The quarterly survey, conducted between March 10 and March 21, polled 20 CFOs representing large U.S. corporations across industries.
While most respondents expressed confidence in the resilience of their own sectors, three-quarters described themselves as “somewhat pessimistic” about the overall state of the U.S. economy. Only 25% maintained a neutral or positive outlook.
The anxiety is concentrated around three major risks: trade policy (30%), inflation (25%), and consumer demand (20%). Tariffs, in particular, have emerged as a top concern, with 90% of CFOs warning that current and proposed duties could trigger a resurgence in inflation.
The Federal Reserve’s stated goal of returning inflation to 2% is now viewed by many as increasingly unrealistic—half of CFOs don’t expect that benchmark to be achieved until at least late 2026 or 2027.
While Fed Chair Jerome Powell has cautioned that tariff-induced price spikes may prove transitory, CFOs appear unconvinced. Most believe the current combination of fiscal and trade policy will keep interest rates—and U.S.
Treasury yields—higher for longer.

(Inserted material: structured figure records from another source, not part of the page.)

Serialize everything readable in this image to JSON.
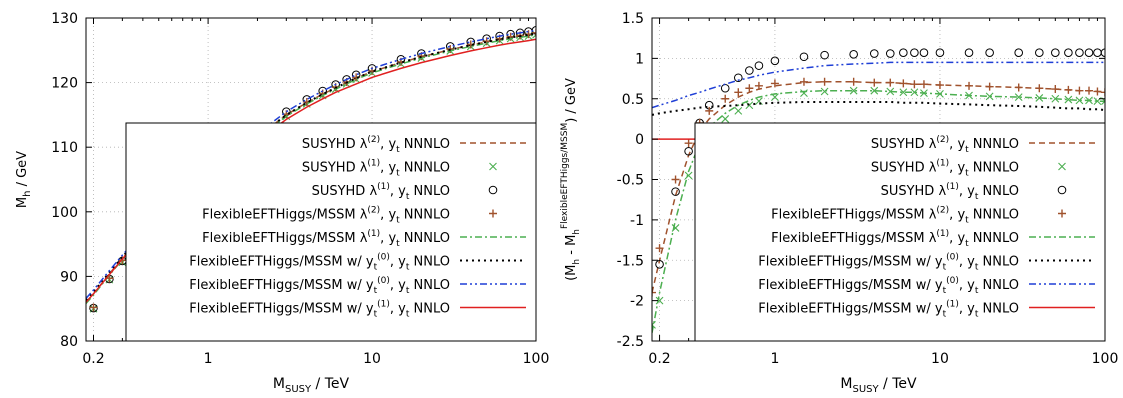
{
  "chart_data": [
    {
      "type": "line",
      "xscale": "log",
      "xlim": [
        0.18,
        100
      ],
      "ylim": [
        80,
        130
      ],
      "xticks": [
        0.2,
        1,
        10,
        100
      ],
      "xtick_labels": [
        "0.2",
        "1",
        "10",
        "100"
      ],
      "yticks": [
        80,
        90,
        100,
        110,
        120,
        130
      ],
      "ytick_labels": [
        "80",
        "90",
        "100",
        "110",
        "120",
        "130"
      ],
      "xlabel": {
        "main": "M",
        "sub": "SUSY",
        "rest": " / TeV"
      },
      "ylabel": {
        "main": "M",
        "sub": "h",
        "rest": " / GeV"
      },
      "grid": true,
      "legend_position": "bottom-right",
      "x": [
        0.18,
        0.2,
        0.25,
        0.3,
        0.4,
        0.5,
        0.6,
        0.7,
        0.8,
        0.9,
        1,
        1.5,
        2,
        3,
        4,
        5,
        6,
        7,
        8,
        10,
        15,
        20,
        30,
        40,
        50,
        60,
        70,
        80,
        90,
        100
      ],
      "series": [
        {
          "name": "SUSYHD λ(2), yt NNNLO",
          "style": "dashed",
          "color": "#a0522d",
          "values": [
            86.0,
            87.3,
            90.4,
            92.8,
            96.3,
            98.9,
            100.8,
            102.4,
            103.7,
            104.8,
            105.7,
            109.5,
            111.6,
            115.0,
            116.9,
            118.2,
            119.2,
            120.0,
            120.7,
            121.7,
            123.1,
            124.0,
            125.1,
            125.8,
            126.3,
            126.7,
            127.0,
            127.2,
            127.4,
            127.6
          ]
        },
        {
          "name": "SUSYHD λ(1), yt NNNLO",
          "style": "points",
          "marker": "x",
          "color": "#4caf50",
          "values": [
            null,
            85.0,
            89.5,
            92.2,
            96.0,
            98.6,
            100.6,
            102.2,
            103.5,
            104.6,
            105.5,
            109.3,
            111.4,
            114.8,
            116.7,
            118.0,
            119.0,
            119.8,
            120.5,
            121.5,
            122.9,
            123.8,
            124.9,
            125.6,
            126.1,
            126.5,
            126.8,
            127.0,
            127.2,
            127.4
          ]
        },
        {
          "name": "SUSYHD λ(1), yt NNLO",
          "style": "points",
          "marker": "circle",
          "color": "#000000",
          "values": [
            null,
            85.1,
            89.6,
            92.4,
            96.3,
            98.9,
            101.0,
            102.6,
            104.0,
            105.1,
            106.0,
            109.9,
            112.0,
            115.5,
            117.4,
            118.7,
            119.7,
            120.5,
            121.2,
            122.2,
            123.6,
            124.5,
            125.6,
            126.3,
            126.8,
            127.2,
            127.5,
            127.7,
            127.9,
            128.1
          ]
        },
        {
          "name": "FlexibleEFTHiggs/MSSM λ(2), yt NNNLO",
          "style": "points",
          "marker": "plus",
          "color": "#a0522d",
          "values": [
            null,
            85.2,
            89.7,
            92.5,
            96.4,
            99.0,
            101.0,
            102.6,
            103.9,
            105.0,
            105.9,
            109.7,
            111.7,
            115.1,
            117.0,
            118.3,
            119.3,
            120.1,
            120.8,
            121.8,
            123.2,
            124.1,
            125.2,
            125.9,
            126.4,
            126.8,
            127.1,
            127.3,
            127.5,
            127.7
          ]
        },
        {
          "name": "FlexibleEFTHiggs/MSSM λ(1), yt NNNLO",
          "style": "dashdot",
          "color": "#4caf50",
          "values": [
            85.8,
            87.1,
            90.2,
            92.6,
            96.1,
            98.7,
            100.6,
            102.2,
            103.5,
            104.6,
            105.5,
            109.3,
            111.4,
            114.8,
            116.7,
            118.0,
            119.0,
            119.8,
            120.5,
            121.5,
            122.9,
            123.8,
            124.9,
            125.6,
            126.1,
            126.5,
            126.8,
            127.0,
            127.2,
            127.4
          ]
        },
        {
          "name": "FlexibleEFTHiggs/MSSM w/ yt(0), yt NNLO",
          "style": "dotted",
          "color": "#000000",
          "values": [
            86.3,
            87.6,
            90.6,
            93.0,
            96.5,
            99.0,
            100.9,
            102.5,
            103.8,
            104.9,
            105.8,
            109.5,
            111.6,
            115.0,
            116.9,
            118.2,
            119.2,
            120.0,
            120.7,
            121.7,
            123.1,
            124.0,
            125.1,
            125.8,
            126.3,
            126.7,
            127.0,
            127.2,
            127.4,
            127.6
          ]
        },
        {
          "name": "FlexibleEFTHiggs/MSSM w/ yt(0), yt NNLO",
          "style": "dashdotdot",
          "color": "#1f3fd6",
          "values": [
            86.6,
            87.9,
            90.9,
            93.3,
            96.8,
            99.4,
            101.3,
            102.9,
            104.2,
            105.3,
            106.2,
            110.0,
            112.1,
            115.5,
            117.4,
            118.7,
            119.7,
            120.5,
            121.2,
            122.2,
            123.6,
            124.5,
            125.6,
            126.3,
            126.8,
            127.2,
            127.5,
            127.7,
            127.9,
            128.1
          ]
        },
        {
          "name": "FlexibleEFTHiggs/MSSM w/ yt(1), yt NNLO",
          "style": "solid",
          "color": "#e02020",
          "values": [
            86.0,
            87.3,
            90.3,
            92.7,
            96.2,
            98.7,
            100.6,
            102.1,
            103.4,
            104.4,
            105.3,
            109.0,
            111.0,
            114.3,
            116.2,
            117.5,
            118.5,
            119.2,
            119.8,
            120.8,
            122.2,
            123.1,
            124.2,
            124.9,
            125.4,
            125.8,
            126.1,
            126.3,
            126.5,
            126.7
          ]
        }
      ]
    },
    {
      "type": "line",
      "xscale": "log",
      "xlim": [
        0.18,
        100
      ],
      "ylim": [
        -2.5,
        1.5
      ],
      "xticks": [
        0.2,
        1,
        10,
        100
      ],
      "xtick_labels": [
        "0.2",
        "1",
        "10",
        "100"
      ],
      "yticks": [
        -2.5,
        -2,
        -1.5,
        -1,
        -0.5,
        0,
        0.5,
        1,
        1.5
      ],
      "ytick_labels": [
        "-2.5",
        "-2",
        "-1.5",
        "-1",
        "-0.5",
        "0",
        "0.5",
        "1",
        "1.5"
      ],
      "xlabel": {
        "main": "M",
        "sub": "SUSY",
        "rest": " / TeV"
      },
      "ylabel": {
        "open": "(M",
        "sub1": "h",
        "mid": " - M",
        "sub2": "h",
        "sup": "FlexibleEFTHiggs/MSSM",
        "close": ") / GeV"
      },
      "grid": true,
      "legend_position": "bottom-right",
      "x": [
        0.18,
        0.2,
        0.25,
        0.3,
        0.35,
        0.4,
        0.5,
        0.6,
        0.7,
        0.8,
        1,
        1.5,
        2,
        3,
        4,
        5,
        6,
        7,
        8,
        10,
        15,
        20,
        30,
        40,
        50,
        60,
        70,
        80,
        90,
        100
      ],
      "series": [
        {
          "name": "SUSYHD λ(2), yt NNNLO",
          "style": "dashed",
          "color": "#a0522d",
          "values": [
            -1.9,
            -1.5,
            -0.7,
            -0.2,
            0.1,
            0.25,
            0.42,
            0.52,
            0.58,
            0.62,
            0.66,
            0.7,
            0.71,
            0.71,
            0.7,
            0.7,
            0.69,
            0.68,
            0.68,
            0.67,
            0.66,
            0.65,
            0.64,
            0.63,
            0.62,
            0.61,
            0.6,
            0.6,
            0.59,
            0.58
          ]
        },
        {
          "name": "SUSYHD λ(1), yt NNNLO",
          "style": "points",
          "marker": "x",
          "color": "#4caf50",
          "values": [
            -2.3,
            -2.0,
            -1.1,
            -0.45,
            -0.1,
            0.08,
            0.25,
            0.35,
            0.42,
            0.47,
            0.52,
            0.57,
            0.59,
            0.6,
            0.6,
            0.59,
            0.58,
            0.58,
            0.57,
            0.56,
            0.54,
            0.53,
            0.52,
            0.51,
            0.5,
            0.49,
            0.48,
            0.48,
            0.47,
            0.47
          ]
        },
        {
          "name": "SUSYHD λ(1), yt NNLO",
          "style": "points",
          "marker": "circle",
          "color": "#000000",
          "values": [
            null,
            -1.55,
            -0.65,
            -0.15,
            0.2,
            0.42,
            0.63,
            0.76,
            0.85,
            0.91,
            0.97,
            1.02,
            1.04,
            1.05,
            1.06,
            1.06,
            1.07,
            1.07,
            1.07,
            1.07,
            1.07,
            1.07,
            1.07,
            1.07,
            1.07,
            1.07,
            1.07,
            1.07,
            1.07,
            1.07
          ]
        },
        {
          "name": "FlexibleEFTHiggs/MSSM λ(2), yt NNNLO",
          "style": "points",
          "marker": "plus",
          "color": "#a0522d",
          "values": [
            -1.9,
            -1.35,
            -0.5,
            -0.05,
            0.2,
            0.35,
            0.5,
            0.58,
            0.63,
            0.66,
            0.69,
            0.71,
            0.71,
            0.71,
            0.7,
            0.7,
            0.69,
            0.68,
            0.68,
            0.67,
            0.66,
            0.65,
            0.64,
            0.63,
            0.62,
            0.61,
            0.6,
            0.6,
            0.59,
            0.58
          ]
        },
        {
          "name": "FlexibleEFTHiggs/MSSM λ(1), yt NNNLO",
          "style": "dashdot",
          "color": "#4caf50",
          "values": [
            -2.4,
            -1.9,
            -1.0,
            -0.4,
            -0.05,
            0.15,
            0.32,
            0.42,
            0.48,
            0.52,
            0.56,
            0.59,
            0.6,
            0.6,
            0.6,
            0.59,
            0.58,
            0.58,
            0.57,
            0.56,
            0.54,
            0.53,
            0.52,
            0.51,
            0.5,
            0.49,
            0.48,
            0.48,
            0.47,
            0.47
          ]
        },
        {
          "name": "FlexibleEFTHiggs/MSSM w/ yt(0), yt NNLO",
          "style": "dotted",
          "color": "#000000",
          "values": [
            0.3,
            0.32,
            0.35,
            0.37,
            0.39,
            0.4,
            0.41,
            0.42,
            0.43,
            0.44,
            0.45,
            0.46,
            0.46,
            0.46,
            0.46,
            0.46,
            0.45,
            0.45,
            0.45,
            0.44,
            0.43,
            0.42,
            0.41,
            0.4,
            0.39,
            0.38,
            0.38,
            0.37,
            0.37,
            0.36
          ]
        },
        {
          "name": "FlexibleEFTHiggs/MSSM w/ yt(0), yt NNLO",
          "style": "dashdotdot",
          "color": "#1f3fd6",
          "values": [
            0.39,
            0.42,
            0.48,
            0.54,
            0.58,
            0.62,
            0.68,
            0.73,
            0.76,
            0.79,
            0.83,
            0.88,
            0.91,
            0.93,
            0.94,
            0.95,
            0.95,
            0.95,
            0.95,
            0.95,
            0.95,
            0.95,
            0.95,
            0.95,
            0.95,
            0.95,
            0.95,
            0.95,
            0.95,
            0.95
          ]
        },
        {
          "name": "FlexibleEFTHiggs/MSSM w/ yt(1), yt NNLO",
          "style": "solid",
          "color": "#e02020",
          "values": [
            0,
            0,
            0,
            0,
            0,
            0,
            0,
            0,
            0,
            0,
            0,
            0,
            0,
            0,
            0,
            0,
            0,
            0,
            0,
            0,
            0,
            0,
            0,
            0,
            0,
            0,
            0,
            0,
            0,
            0
          ]
        }
      ]
    }
  ]
}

Nearly two-thirds expect 10-year yields to remain between 4% and 5% through the end of 2025, limiting the Fed’s flexibility.
The survey also revealed a decline in capital investment plans. The share of CFOs expecting their companies to increase capital expenditures this year fell by about 10 percentage points compared to the previous quarter. A plurality (45%) plan to keep spending in line with recent trends, while 20% expect a decrease.

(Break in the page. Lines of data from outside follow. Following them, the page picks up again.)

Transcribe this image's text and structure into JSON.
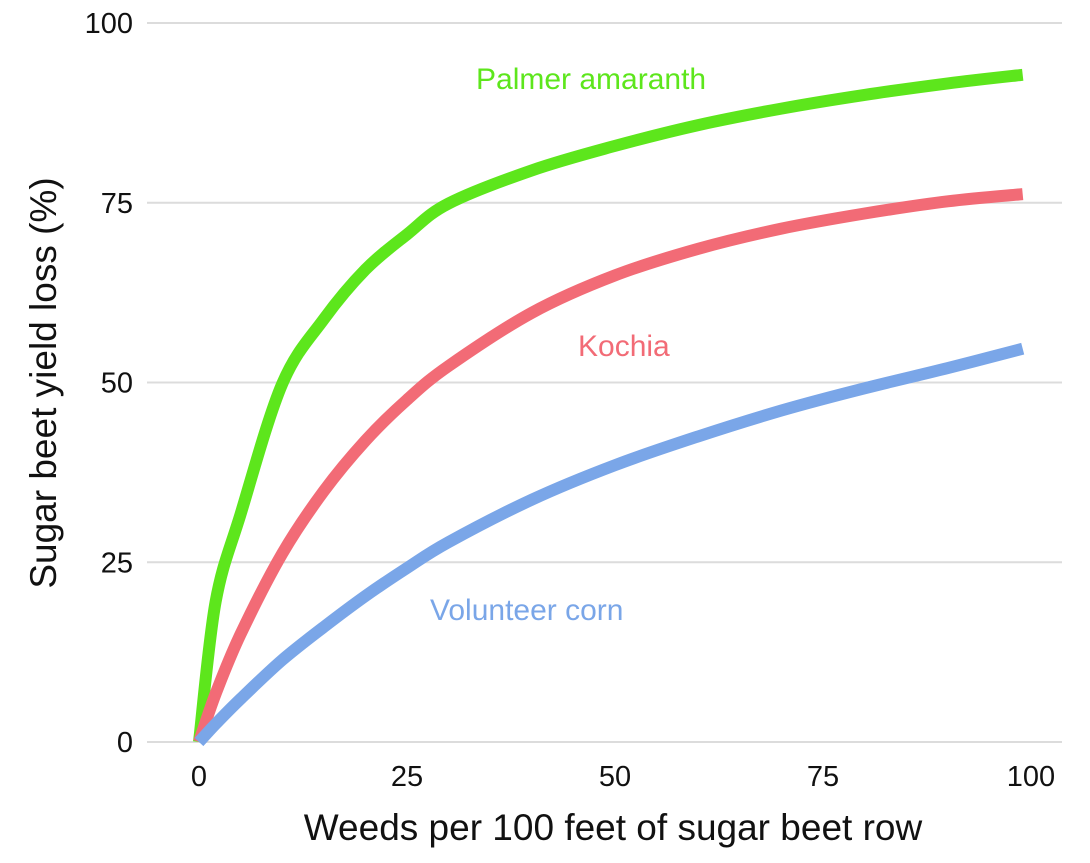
{
  "chart_data": {
    "type": "line",
    "title": "",
    "xlabel": "Weeds per 100 feet of sugar beet row",
    "ylabel": "Sugar beet yield loss (%)",
    "xlim": [
      0,
      100
    ],
    "ylim": [
      0,
      100
    ],
    "x_ticks": [
      0,
      25,
      50,
      75,
      100
    ],
    "x_tick_labels": [
      "0",
      "25",
      "50",
      "75",
      "100"
    ],
    "y_ticks": [
      0,
      25,
      50,
      75,
      100
    ],
    "y_tick_labels": [
      "0",
      "25",
      "50",
      "75",
      "100"
    ],
    "grid": "horizontal",
    "x": [
      0,
      2,
      5,
      10,
      15,
      20,
      25,
      30,
      40,
      50,
      60,
      70,
      80,
      90,
      99
    ],
    "series": [
      {
        "name": "Palmer amaranth",
        "label": "Palmer amaranth",
        "color": "#5de61c",
        "values": [
          0,
          19.5,
          31.7,
          49.8,
          58.8,
          65.7,
          70.6,
          74.9,
          79.5,
          82.9,
          85.8,
          88.1,
          90.0,
          91.6,
          92.8
        ]
      },
      {
        "name": "Kochia",
        "label": "Kochia",
        "color": "#f26b76",
        "values": [
          0,
          6.7,
          15.0,
          26.2,
          34.9,
          41.9,
          47.6,
          52.3,
          59.7,
          64.9,
          68.6,
          71.4,
          73.5,
          75.2,
          76.2
        ]
      },
      {
        "name": "Volunteer corn",
        "label": "Volunteer corn",
        "color": "#7aa6e8",
        "values": [
          0,
          2.5,
          6.0,
          11.4,
          16.0,
          20.3,
          24.2,
          27.8,
          33.7,
          38.5,
          42.5,
          46.1,
          49.2,
          52.0,
          54.7
        ]
      }
    ],
    "annotations": [
      {
        "text": "Palmer amaranth",
        "series": "Palmer amaranth"
      },
      {
        "text": "Kochia",
        "series": "Kochia"
      },
      {
        "text": "Volunteer corn",
        "series": "Volunteer corn"
      }
    ]
  }
}
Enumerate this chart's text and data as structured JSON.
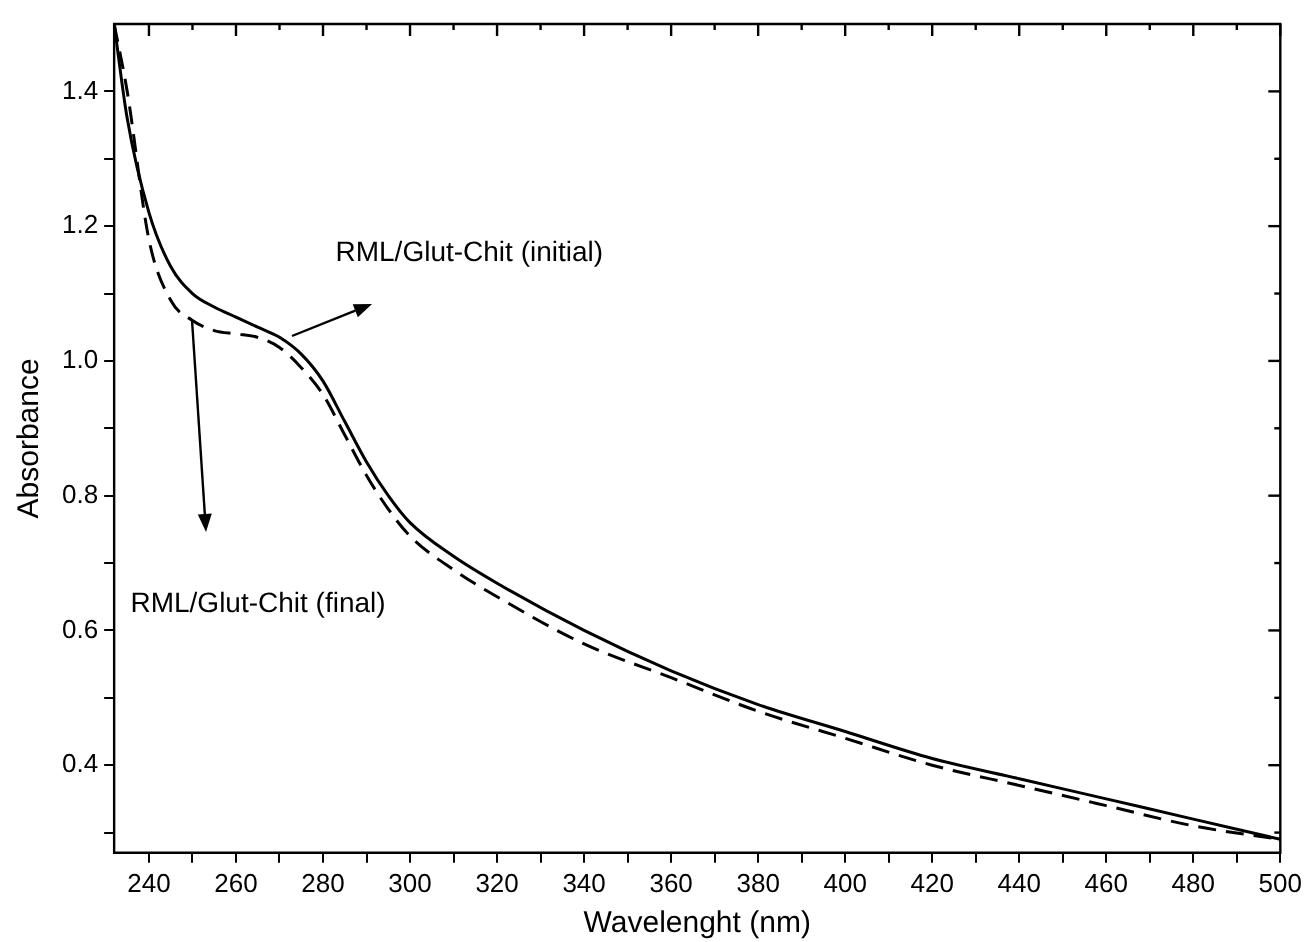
{
  "chart_data": {
    "type": "line",
    "xlabel": "Wavelenght (nm)",
    "ylabel": "Absorbance",
    "xlim": [
      232,
      500
    ],
    "ylim": [
      0.27,
      1.5
    ],
    "xticks": [
      240,
      {
        "value": 250,
        "label": null
      },
      260,
      {
        "value": 270,
        "label": null
      },
      280,
      {
        "value": 290,
        "label": null
      },
      300,
      {
        "value": 310,
        "label": null
      },
      320,
      {
        "value": 330,
        "label": null
      },
      340,
      {
        "value": 350,
        "label": null
      },
      360,
      {
        "value": 370,
        "label": null
      },
      380,
      {
        "value": 390,
        "label": null
      },
      400,
      {
        "value": 410,
        "label": null
      },
      420,
      {
        "value": 430,
        "label": null
      },
      440,
      {
        "value": 450,
        "label": null
      },
      460,
      {
        "value": 470,
        "label": null
      },
      480,
      {
        "value": 490,
        "label": null
      },
      500
    ],
    "yticks": [
      {
        "value": 0.3,
        "label": null
      },
      {
        "value": 0.4,
        "label": "0.4"
      },
      {
        "value": 0.5,
        "label": null
      },
      {
        "value": 0.6,
        "label": "0.6"
      },
      {
        "value": 0.7,
        "label": null
      },
      {
        "value": 0.8,
        "label": "0.8"
      },
      {
        "value": 0.9,
        "label": null
      },
      {
        "value": 1.0,
        "label": "1.0"
      },
      {
        "value": 1.1,
        "label": null
      },
      {
        "value": 1.2,
        "label": "1.2"
      },
      {
        "value": 1.3,
        "label": null
      },
      {
        "value": 1.4,
        "label": "1.4"
      }
    ],
    "annotations": [
      "RML/Glut-Chit (initial)",
      "RML/Glut-Chit (final)"
    ],
    "grid": false,
    "legend": false,
    "marker": "none",
    "x": [
      232,
      235,
      240,
      245,
      250,
      255,
      260,
      265,
      270,
      275,
      280,
      285,
      290,
      295,
      300,
      310,
      320,
      340,
      360,
      380,
      400,
      420,
      440,
      460,
      480,
      500
    ],
    "series": [
      {
        "color": "#000000",
        "line_style": "solid",
        "values": [
          1.5,
          1.36,
          1.22,
          1.14,
          1.1,
          1.08,
          1.065,
          1.05,
          1.035,
          1.01,
          0.97,
          0.91,
          0.85,
          0.8,
          0.76,
          0.71,
          0.67,
          0.6,
          0.54,
          0.49,
          0.45,
          0.41,
          0.38,
          0.35,
          0.32,
          0.29
        ]
      },
      {
        "color": "#000000",
        "line_style": "dashed",
        "values": [
          1.5,
          1.4,
          1.18,
          1.09,
          1.06,
          1.045,
          1.04,
          1.035,
          1.02,
          0.99,
          0.95,
          0.89,
          0.83,
          0.78,
          0.74,
          0.69,
          0.65,
          0.58,
          0.53,
          0.48,
          0.44,
          0.4,
          0.37,
          0.34,
          0.31,
          0.29
        ]
      }
    ]
  }
}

In a notable shift, a majority of CFOs declined to identify a single sector with the strongest growth outlook over the next six months—an unusual departure from the survey’s norm, which typically sees consistent picks such as technology, energy, or healthcare.

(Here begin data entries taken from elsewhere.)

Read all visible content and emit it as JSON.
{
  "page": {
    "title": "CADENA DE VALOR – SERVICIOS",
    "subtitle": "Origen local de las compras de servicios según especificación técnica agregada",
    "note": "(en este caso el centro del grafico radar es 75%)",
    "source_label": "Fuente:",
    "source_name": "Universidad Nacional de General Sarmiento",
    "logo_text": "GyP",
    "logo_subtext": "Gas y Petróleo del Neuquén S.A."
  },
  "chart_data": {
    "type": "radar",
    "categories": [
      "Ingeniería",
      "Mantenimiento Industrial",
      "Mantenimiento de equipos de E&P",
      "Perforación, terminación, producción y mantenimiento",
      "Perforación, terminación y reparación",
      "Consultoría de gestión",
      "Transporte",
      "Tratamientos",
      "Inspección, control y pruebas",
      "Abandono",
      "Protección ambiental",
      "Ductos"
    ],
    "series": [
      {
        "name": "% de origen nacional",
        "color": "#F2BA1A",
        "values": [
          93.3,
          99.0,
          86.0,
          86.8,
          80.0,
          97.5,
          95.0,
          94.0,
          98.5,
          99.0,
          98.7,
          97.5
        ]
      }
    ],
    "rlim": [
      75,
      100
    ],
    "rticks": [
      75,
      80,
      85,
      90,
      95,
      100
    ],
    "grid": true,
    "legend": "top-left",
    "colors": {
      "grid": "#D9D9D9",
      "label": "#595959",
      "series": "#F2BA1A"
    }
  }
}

Instead, most responded with a blank: “Don’t know.”
“There’s simply too much uncertainty,” said one respondent. “From tariffs to rates to consumer demand—it’s become a guessing game.”
Despite the gloom, some CFOs are drawing a line between macroeconomic sentiment and their own performance. While 75% are bearish on the U.S. economy, an equal proportion remain optimistic about the outlook for their own industries.
That divergence reflects the cautious confidence many firms have in their sector-specific fundamentals, even as broader risks mount.
Asked to describe the current business environment, CFOs offered a range of terms: “Aggressive,” “Extreme,” “A wild ride.” And while many believe a recession is inevitable, few expect it to be severe. Half predicted a moderate downturn, while 40% anticipate only a mild slowdown.
Still, the survey underscores a deeper unease. “There’s no coherent endgame,” one finance leader concluded. “Right now, it feels like we’re running toward the edge without a clear plan for how to stop.”